Three straight drivers to back
Life is often about your lens.
Lee Westwood certainly thinks so.
This week he will play his 88th Major Championship and, should he not win, he will pass Jay Haas as the golfer who has played the most of them without ever winning.
Reminded of this stat ahead of the first round of the 149th Open at Royal St George's - and asked if he carded about it - he responded: "I do care about that. It's nice, that record.
"It shows I've been a good player for a long, long time. There's not many players who have played in as many Majors as me."
That experience makes him an astute judge of a course and this week he faces a test that he's struggled with in the past.
Indeed, he's played it twice, never made the cut and only once broken 73. Those memories made him apprehensive ahead of his arrival this week, but he revealed that he's been pleasantly surprised.
"Kind of had a bit of a mental block in my head that I didn't like the golf course, but played it yesterday and really enjoyed it," he said.
"I couldn't really remember it too much, probably because I didn't have that much experience of playing on it after the early departures.
"But first impressions? Loved the way it was set up."
The test from the tee looks likely to be key this week and Westwood provided shrewd analysis.
"Obviously nowadays if you hit the ball a long way, that's an advantage, but it's only an advantage around here if you hit it straight, as well.
"I don't think this is one of those golf courses that you can overpower. You can only overpower it with a straight shot. You can't hit it in the rough and play it, not the way they've set it up.
"The fairways are softer than they were last time. I spoke to Martin Slumbers on Monday evening, and he said they're probably going to water some of the fairways to stop that happening, as well."
He later confirmed that he believed that the watering would take place if the forecast sunny weather threatened to introduce a fiery element following the downpours earlier in the week and long-term wet conditions in the area.
He also explained: "You can't have really bouncy fairways carrying it off into rough that's this high that you're hacking out of.

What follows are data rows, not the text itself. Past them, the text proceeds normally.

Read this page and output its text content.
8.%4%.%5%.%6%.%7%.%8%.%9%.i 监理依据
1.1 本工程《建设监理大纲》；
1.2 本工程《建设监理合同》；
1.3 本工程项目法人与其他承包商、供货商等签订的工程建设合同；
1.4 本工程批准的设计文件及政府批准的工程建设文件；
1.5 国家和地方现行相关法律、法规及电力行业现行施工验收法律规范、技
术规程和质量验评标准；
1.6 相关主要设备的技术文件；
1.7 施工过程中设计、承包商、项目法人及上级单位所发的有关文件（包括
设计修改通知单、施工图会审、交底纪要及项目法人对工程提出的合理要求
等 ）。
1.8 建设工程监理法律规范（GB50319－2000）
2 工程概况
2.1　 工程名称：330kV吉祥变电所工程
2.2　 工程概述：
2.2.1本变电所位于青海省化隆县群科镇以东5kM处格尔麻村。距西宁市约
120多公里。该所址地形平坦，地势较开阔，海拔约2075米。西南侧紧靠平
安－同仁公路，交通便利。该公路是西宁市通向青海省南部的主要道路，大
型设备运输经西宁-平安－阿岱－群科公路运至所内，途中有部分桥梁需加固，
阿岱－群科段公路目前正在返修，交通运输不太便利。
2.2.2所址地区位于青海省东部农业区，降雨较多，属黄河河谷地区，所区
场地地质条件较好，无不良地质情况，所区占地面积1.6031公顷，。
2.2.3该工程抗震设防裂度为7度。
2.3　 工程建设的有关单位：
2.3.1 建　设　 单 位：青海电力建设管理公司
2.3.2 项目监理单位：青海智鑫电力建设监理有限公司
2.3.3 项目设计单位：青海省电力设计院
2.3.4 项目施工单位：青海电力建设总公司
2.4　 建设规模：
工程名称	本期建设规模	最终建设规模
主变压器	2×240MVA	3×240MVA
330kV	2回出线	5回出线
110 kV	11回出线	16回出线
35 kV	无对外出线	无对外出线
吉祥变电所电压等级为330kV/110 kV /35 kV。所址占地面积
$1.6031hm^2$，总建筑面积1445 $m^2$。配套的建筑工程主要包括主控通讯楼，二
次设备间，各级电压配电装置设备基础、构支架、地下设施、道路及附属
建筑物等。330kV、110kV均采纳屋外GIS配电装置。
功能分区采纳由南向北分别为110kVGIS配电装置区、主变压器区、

"This course was laid down with the undulating fairways and kicks were designed to go into the rough where you'd have a shot but it would be a flying lie and you'd have to judge that.

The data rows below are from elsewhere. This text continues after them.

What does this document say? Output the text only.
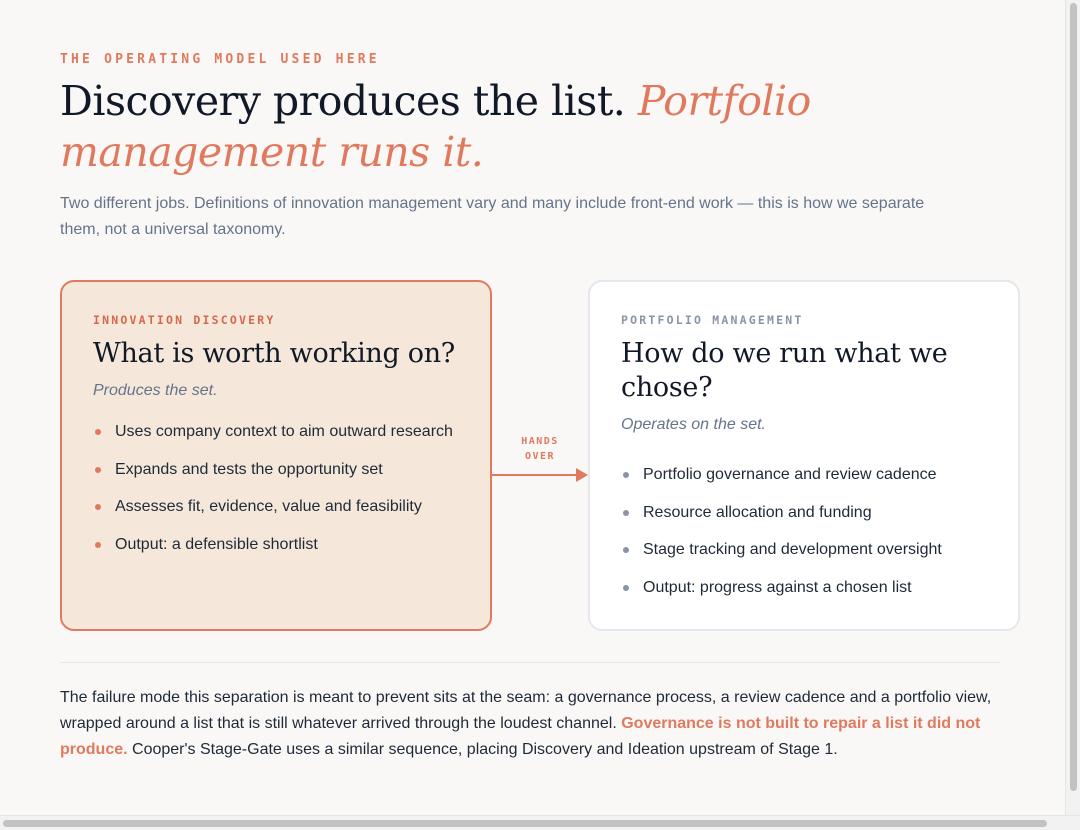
THE OPERATING MODEL USED HERE

Discovery produces the list. Portfolio management runs it.

Two different jobs. Definitions of innovation management vary and many include front-end work — this is how we separate them, not a universal taxonomy.

INNOVATION DISCOVERY

What is worth working on?

Produces the set.

Uses company context to aim outward research
Expands and tests the opportunity set
Assesses fit, evidence, value and feasibility
Output: a defensible shortlist
HANDS
OVER

PORTFOLIO MANAGEMENT

How do we run what we chose?

Operates on the set.

Portfolio governance and review cadence
Resource allocation and funding
Stage tracking and development oversight
Output: progress against a chosen list

The failure mode this separation is meant to prevent sits at the seam: a governance process, a review cadence and a portfolio view, wrapped around a list that is still whatever arrived through the loudest channel. Governance is not built to repair a list it did not produce. Cooper's Stage-Gate uses a similar sequence, placing Discovery and Ideation upstream of Stage 1.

"It wasn't designed to land in the fairways and go into rough where you're hacking out with lob wedge.
"Obviously if you don't have the thick rough and you have the flying distance with the distance players are hitting nowadays, they're so far down the hole that they're going in with a sand wedge or a lob wedge.
"So they're having to combat the development in equipment with the long rough, but that means to let the course play its true way, so you've got to soften the fairways."

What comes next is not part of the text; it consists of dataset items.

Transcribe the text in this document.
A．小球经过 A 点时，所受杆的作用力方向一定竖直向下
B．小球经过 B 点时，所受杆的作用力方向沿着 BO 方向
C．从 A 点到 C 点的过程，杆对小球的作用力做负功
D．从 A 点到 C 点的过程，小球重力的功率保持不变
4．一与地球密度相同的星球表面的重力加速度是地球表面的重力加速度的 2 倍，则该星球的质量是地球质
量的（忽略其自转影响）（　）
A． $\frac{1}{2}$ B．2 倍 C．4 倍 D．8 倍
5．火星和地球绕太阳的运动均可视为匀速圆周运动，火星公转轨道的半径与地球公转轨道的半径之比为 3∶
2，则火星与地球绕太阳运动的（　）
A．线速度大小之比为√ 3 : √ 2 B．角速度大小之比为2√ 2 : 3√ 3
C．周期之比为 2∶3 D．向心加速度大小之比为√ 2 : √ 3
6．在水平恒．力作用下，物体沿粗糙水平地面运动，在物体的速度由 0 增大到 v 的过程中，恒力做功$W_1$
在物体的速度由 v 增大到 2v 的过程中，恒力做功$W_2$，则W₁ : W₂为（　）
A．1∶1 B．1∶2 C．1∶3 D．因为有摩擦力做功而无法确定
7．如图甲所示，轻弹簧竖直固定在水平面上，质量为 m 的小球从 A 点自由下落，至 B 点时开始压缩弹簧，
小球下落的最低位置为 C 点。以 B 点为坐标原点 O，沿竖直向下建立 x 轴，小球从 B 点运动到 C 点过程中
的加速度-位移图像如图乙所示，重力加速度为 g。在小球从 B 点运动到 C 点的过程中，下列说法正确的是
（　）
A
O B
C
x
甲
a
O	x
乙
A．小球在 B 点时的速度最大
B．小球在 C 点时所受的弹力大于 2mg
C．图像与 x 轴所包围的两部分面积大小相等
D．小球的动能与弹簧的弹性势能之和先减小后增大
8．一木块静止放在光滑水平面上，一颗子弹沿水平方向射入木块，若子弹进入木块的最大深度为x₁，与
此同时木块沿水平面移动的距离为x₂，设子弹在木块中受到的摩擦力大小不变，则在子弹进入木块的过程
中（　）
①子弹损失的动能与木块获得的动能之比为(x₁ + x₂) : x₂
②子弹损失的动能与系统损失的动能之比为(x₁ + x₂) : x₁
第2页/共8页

His words further establish the growing sense that this week hitting the short grass will be key from the tee - even Bryson DeChambeau acknowledges as much.
Westwood remains one of the finest drivers of the ball in the world so the pleasant surprises might not yet be done with.
Westwood on the course
"I think the hardest part about this week could be adjusting to the greens. They seemed quite slow yesterday. I don't know how fast they're planning on getting them, but I left a lot of putts short and in the middle. That would be kind of frustrating as the week goes on if I don't start to get it to the hole.
"It's a pretty straightforward golf course. It kind of tells you where to hit it. There's a couple of fairways where it barrels off. The first, I hit a good tee shot, what I thought was a good tee shot and it was in the right-hand semi. The 17th tends to be a little bit like that and 12 does, as well. But other than that, it's a pretty fair golf course."
Westwood on growing old gracefully
"I think we're from a generation that's had the benefit of sports medicine and things like that, maybe a little bit more analytical and knowing what's going on.
"Tiger Woods came on the scene and everybody took that a little bit more seriously mid to late '90s, and I think all the other players that wanted to get ahead of the game looked to him and put some effort in.
"You're seeing the benefits of that now. It's not a quick-fix thing. This is a long-term thing with the likes of myself and Phil, Stewart Cink. Look at Bernhard Langer. He's playing well into his 60s because he's looked after himself 30 years ago, not because he started going in the gym three weeks ago.
"My generation are now reaping the benefits of the hard work for the last 20 years, analysing movements in the swing and working on injury prevention to those parts of the body that get injured.
"I think when you get to our age, we maybe don't treat it as seriously as we once did, and it's easy to play golf when you're a little bit more flippant about it and see it for what it is, getting a small ball in a small hole."